For Alberts, life couldn’t be happier during these senior years.
“I consider it a good time of my life, that I have good health,” he said. “When you have good health, everything is possible. You have quality of life.”
If you want to live a healthy life in old age, how you view aging can make a significant difference. Experts and studies say certain “age stereotypes” held by seniors can affect their health — for better or worse.
For example, when seniors see themselves as useless, helpless or devalued, they’re less likely to seek preventive medical care and more likely to suffer memory loss and poor physical functioning and to die earlier.
“A person who’s depressed might not be eating properly, they may not take their medication properly, they may fail to pay their bills on time, and that can all influence their health and their ability to maintain independent living,” said Debi Weiner, coordinator of gerontology services at Jewish Family Service of Dallas.
In a study reported on last year in the Journal of the American Medical Association, researchers at the Yale School of Public Health and the Yale School of Medicine found that older people with “positive age stereotypes” were 44 percent more likely to “fully recover from a severe disability than those with negative age stereotypes.”
“A lot of how old someone acts and how old someone physically is has a lot to do with how old they feel they are mentally,” said Katie Dickinson, associate executive director at the Senior Source, who conducts a presentation on “Living to be 100.”
“There are lots of studies that say that people who feel that they’re healthy … are healthier.”
Bert Hayslip, a psychology professor at the University of North Texas, said seniors should think positively about how their years have made them wise and experienced.
“Here’s someone with these unique skills, these unique qualities, who may have internalized this sense of ‘Well, what I can expect? I’m old,’ ” said Hayslip, who specializes in gerontological counseling.
It’s important they see aging “in a more positive but realistic manner,” appreciating what is unique about them and what they can contribute to other people, he said.
“You might serve as a mentor to someone who’s younger,” Hayslip said.
That also addresses another critical need for seniors — social engagement and interaction.
“The only way you’re going to have things to look forward to is if you get out and do things,” Dickinson said. “Once you get out and do things, you’ll have things to look forward to, and that’s going to make you feel better mentally, and it will also make you feel better physically because you’re more involved.”
If a senior is homebound and can’t get out to see other people, they have to come to him or her, Weiner said.

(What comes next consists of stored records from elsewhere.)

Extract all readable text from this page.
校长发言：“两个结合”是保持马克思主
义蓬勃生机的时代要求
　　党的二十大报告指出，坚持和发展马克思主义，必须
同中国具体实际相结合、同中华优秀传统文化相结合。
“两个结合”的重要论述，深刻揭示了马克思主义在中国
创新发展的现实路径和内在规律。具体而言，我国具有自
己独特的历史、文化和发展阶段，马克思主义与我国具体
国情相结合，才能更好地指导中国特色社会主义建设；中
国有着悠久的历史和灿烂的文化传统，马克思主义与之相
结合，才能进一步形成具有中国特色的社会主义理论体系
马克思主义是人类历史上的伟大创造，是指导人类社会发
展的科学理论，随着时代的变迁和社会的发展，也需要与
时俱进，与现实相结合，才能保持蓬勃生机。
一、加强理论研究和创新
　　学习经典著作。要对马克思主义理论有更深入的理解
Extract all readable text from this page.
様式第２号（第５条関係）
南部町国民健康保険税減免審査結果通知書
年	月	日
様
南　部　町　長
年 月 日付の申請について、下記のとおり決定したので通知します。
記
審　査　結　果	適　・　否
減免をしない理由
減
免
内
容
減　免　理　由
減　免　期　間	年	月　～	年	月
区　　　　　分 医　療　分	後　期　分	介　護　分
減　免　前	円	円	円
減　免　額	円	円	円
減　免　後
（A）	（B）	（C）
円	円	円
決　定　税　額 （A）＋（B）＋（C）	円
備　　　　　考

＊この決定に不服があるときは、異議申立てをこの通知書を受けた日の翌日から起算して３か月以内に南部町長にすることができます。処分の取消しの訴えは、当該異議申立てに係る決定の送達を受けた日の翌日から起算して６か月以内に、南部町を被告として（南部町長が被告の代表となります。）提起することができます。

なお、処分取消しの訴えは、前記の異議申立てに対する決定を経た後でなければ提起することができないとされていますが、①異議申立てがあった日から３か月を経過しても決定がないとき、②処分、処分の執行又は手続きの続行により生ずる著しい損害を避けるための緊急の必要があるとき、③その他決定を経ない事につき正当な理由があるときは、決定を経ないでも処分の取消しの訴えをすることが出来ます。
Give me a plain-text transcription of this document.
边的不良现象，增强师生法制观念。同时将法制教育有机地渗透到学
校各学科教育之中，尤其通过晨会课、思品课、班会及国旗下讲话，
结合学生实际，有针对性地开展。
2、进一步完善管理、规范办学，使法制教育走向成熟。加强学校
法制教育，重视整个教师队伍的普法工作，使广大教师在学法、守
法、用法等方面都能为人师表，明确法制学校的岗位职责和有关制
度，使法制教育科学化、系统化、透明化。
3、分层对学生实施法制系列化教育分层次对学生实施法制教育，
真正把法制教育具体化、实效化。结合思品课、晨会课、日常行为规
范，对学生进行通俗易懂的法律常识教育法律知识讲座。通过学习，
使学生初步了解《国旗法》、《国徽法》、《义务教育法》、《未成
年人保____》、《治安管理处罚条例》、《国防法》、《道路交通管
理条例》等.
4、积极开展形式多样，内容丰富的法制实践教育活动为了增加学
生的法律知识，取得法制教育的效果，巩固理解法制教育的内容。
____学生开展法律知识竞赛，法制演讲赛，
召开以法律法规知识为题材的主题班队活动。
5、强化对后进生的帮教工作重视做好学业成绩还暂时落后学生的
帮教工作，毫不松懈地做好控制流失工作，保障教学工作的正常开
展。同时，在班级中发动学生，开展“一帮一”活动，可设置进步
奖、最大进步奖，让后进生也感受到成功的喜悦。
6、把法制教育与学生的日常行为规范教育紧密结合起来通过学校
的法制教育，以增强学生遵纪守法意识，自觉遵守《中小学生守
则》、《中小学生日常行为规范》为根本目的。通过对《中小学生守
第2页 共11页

“Family members and communities need to remember that people need contact,” she said. “They need social contact with other people, and if someone is unable to get out, then people need to come in.”
Alberts said he has a rich social life that includes seeing his grandchildren and members of the opposite sex.
“I’m single. I have women in my life,” he said. “I go to dinner, I don’t have financial problems.”
He said he dates several women, but only “one at a time.”
“You have to create your life,” Alberts said. “You just can’t wait for things to happen.”
Alberts is considering going to the Philippines this summer to volunteer at an orphanage.
“When you serve others, you serve yourself, and you get back more than you give,” he said.